Sulla posizione di Larraín nella storia del cinema è troppo presto per esprimersi. Sicura è invece la capacità di questo personaggio – chiamiamolo Ema – di incarnare, in modo estremamente astratto e concreto, una serie di contraddizioni psicologiche e sociali che riguardano il tempo presente: ciò che ci tiene insieme e ciò che separa, ciò che fa “individuo” e ciò che è possibile chiamare “famiglia” o altro ancora.

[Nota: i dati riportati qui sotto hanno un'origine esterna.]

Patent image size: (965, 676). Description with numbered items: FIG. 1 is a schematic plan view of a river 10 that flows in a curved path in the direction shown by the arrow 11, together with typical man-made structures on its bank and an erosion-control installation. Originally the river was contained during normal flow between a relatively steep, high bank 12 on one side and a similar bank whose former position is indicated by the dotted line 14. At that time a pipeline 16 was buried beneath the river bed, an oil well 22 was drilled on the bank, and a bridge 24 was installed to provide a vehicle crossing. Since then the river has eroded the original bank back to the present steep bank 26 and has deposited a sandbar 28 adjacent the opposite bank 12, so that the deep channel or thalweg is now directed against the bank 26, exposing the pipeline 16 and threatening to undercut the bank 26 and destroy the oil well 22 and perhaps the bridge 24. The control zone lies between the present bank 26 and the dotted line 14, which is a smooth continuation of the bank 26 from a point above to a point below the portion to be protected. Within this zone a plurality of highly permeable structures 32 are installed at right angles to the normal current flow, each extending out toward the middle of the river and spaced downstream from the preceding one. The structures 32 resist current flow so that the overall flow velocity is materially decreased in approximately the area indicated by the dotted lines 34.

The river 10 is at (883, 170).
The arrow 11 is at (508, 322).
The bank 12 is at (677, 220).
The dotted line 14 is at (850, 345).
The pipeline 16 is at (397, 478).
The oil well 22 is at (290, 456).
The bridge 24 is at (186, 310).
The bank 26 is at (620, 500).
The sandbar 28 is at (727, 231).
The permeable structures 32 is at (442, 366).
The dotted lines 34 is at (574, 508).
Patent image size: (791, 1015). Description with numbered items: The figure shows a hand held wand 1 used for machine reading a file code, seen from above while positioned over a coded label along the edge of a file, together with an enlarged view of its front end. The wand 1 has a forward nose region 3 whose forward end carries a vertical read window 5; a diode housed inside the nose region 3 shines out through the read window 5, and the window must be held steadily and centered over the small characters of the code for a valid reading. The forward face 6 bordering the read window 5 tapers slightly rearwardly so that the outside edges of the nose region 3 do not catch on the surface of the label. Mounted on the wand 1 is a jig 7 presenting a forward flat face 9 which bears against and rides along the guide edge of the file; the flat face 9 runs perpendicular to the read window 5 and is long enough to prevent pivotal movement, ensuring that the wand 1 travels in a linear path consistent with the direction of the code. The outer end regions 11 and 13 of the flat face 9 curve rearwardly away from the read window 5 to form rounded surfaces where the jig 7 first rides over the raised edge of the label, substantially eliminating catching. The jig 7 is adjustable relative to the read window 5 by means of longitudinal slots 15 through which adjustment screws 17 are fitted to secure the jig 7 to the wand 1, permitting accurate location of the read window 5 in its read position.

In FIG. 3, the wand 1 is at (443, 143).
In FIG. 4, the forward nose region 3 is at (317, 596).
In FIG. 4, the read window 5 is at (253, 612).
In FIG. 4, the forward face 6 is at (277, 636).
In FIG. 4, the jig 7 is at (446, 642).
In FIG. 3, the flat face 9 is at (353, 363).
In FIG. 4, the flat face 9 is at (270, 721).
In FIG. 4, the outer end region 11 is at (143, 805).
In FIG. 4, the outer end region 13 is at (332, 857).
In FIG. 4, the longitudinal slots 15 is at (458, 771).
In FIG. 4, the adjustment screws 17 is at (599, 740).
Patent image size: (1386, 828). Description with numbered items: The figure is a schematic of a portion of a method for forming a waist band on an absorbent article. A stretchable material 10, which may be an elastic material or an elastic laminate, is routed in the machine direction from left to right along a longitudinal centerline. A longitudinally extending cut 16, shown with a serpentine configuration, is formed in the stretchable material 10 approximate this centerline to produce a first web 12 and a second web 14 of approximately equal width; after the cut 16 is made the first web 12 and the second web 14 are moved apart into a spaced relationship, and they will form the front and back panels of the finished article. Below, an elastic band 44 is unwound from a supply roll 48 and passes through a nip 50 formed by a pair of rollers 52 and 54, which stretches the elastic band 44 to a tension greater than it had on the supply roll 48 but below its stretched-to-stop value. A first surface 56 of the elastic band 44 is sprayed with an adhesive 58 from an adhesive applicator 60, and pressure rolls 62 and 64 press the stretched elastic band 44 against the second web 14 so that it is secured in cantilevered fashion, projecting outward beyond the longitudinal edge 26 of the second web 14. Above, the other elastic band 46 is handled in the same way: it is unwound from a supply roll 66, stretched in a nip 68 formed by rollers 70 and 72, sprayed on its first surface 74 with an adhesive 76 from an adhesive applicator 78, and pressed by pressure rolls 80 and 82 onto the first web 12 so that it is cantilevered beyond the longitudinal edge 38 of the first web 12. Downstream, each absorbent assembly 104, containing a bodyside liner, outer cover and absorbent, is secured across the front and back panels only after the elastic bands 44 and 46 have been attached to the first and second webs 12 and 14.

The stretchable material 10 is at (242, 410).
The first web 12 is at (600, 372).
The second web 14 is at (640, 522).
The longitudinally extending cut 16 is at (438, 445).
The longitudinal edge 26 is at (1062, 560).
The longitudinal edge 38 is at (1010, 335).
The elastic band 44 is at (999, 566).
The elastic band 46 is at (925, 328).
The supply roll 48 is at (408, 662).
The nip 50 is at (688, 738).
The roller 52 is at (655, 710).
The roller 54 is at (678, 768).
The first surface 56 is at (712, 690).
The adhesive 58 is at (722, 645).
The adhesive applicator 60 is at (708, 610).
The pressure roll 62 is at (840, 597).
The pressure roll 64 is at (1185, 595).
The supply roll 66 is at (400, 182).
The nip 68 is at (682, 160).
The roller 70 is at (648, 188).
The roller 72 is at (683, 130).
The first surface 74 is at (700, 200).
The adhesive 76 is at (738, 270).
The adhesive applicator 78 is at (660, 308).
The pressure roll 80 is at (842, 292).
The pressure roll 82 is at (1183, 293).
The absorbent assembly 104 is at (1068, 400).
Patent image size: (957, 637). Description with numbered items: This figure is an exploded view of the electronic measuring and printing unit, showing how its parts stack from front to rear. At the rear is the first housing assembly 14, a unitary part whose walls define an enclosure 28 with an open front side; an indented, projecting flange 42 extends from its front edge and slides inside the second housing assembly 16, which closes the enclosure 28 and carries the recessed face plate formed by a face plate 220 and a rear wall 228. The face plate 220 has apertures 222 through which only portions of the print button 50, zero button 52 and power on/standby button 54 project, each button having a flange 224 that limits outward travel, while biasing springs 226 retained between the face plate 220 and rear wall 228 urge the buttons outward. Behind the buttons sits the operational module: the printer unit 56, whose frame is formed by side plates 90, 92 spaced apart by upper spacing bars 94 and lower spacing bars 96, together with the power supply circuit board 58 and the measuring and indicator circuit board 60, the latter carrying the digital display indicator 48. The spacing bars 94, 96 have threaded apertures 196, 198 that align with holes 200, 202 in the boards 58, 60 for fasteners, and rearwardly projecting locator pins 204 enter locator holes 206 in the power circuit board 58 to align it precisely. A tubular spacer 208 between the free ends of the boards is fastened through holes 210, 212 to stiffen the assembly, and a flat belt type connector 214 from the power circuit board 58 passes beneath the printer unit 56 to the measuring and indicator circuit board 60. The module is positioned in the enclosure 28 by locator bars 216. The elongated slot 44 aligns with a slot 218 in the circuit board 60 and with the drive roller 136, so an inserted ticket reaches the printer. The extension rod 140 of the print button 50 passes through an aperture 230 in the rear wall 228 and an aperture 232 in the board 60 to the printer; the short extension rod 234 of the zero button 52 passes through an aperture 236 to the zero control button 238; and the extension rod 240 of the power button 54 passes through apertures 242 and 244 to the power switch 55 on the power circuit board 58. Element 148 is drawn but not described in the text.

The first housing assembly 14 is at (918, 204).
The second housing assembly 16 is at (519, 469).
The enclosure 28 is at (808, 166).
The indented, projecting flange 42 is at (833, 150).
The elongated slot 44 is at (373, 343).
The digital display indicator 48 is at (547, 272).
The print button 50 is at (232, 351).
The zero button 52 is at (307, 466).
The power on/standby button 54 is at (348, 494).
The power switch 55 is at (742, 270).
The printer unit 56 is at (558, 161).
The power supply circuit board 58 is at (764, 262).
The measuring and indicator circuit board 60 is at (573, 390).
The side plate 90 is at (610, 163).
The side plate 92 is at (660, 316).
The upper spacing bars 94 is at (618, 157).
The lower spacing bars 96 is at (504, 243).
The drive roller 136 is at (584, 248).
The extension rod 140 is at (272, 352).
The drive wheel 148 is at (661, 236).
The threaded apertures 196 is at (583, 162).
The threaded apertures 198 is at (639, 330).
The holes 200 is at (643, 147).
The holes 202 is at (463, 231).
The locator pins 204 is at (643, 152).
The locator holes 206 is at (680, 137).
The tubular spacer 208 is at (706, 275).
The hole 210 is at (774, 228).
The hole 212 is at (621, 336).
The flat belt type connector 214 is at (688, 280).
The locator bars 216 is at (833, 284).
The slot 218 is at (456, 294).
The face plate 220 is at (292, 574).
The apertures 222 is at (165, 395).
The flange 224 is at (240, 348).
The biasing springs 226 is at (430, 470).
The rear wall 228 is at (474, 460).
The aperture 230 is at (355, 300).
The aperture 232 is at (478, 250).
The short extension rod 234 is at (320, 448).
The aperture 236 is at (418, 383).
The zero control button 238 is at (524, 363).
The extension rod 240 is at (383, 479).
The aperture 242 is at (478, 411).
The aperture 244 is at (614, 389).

Ema: di che cosa è, dunque, il nome? Per quanto riconoscibile sia la sua silhouette, mentre si agita nel lungomare di Valparaiso imbracciando il lanciafiamme, il senso della sua figura resta ancora in buona parte oscuro. Che cosa ci dicono i suoi ripetuti sguardi in macchina? E che cosa annunciano, di già presente o di imminente, le sue posture, i suoi comportamenti tremendamente in bilico tra cinismo e ingenuità assoluta. Uscendo dalla sala, ci sentiamo un po’ come suo marito Gastón, in una delle ultime inquadrature del film, all’interno della nuova casa, insieme alla nuova comunità affettiva e genitoriale: l’espressione è quella di chi ha assistito a qualcosa di straordinario eppure resta ancora, giusto il tempo di guardare il film ancora una volta, un poco confuso.

Riferimenti bibliografici
G. Agamben, L’uso dei corpi. “Homo sacer”, IV, 2, Neri Pozza, Vicenza 2014.
M. Coviello, F. Zucconi, Sensibilità e potere. Il cinema di Pablo Larraín, Pellegrini, Cosenza 2017.
G. Deleuze, L’immagine-movimento. Cinema 1, tr. it., Ubulibri, Milano 1983.
R. De Gaetano, Amore, in Id., a cura di, Lessico del cinema italiano. Vol. 1, Mimesis, Milano 2014.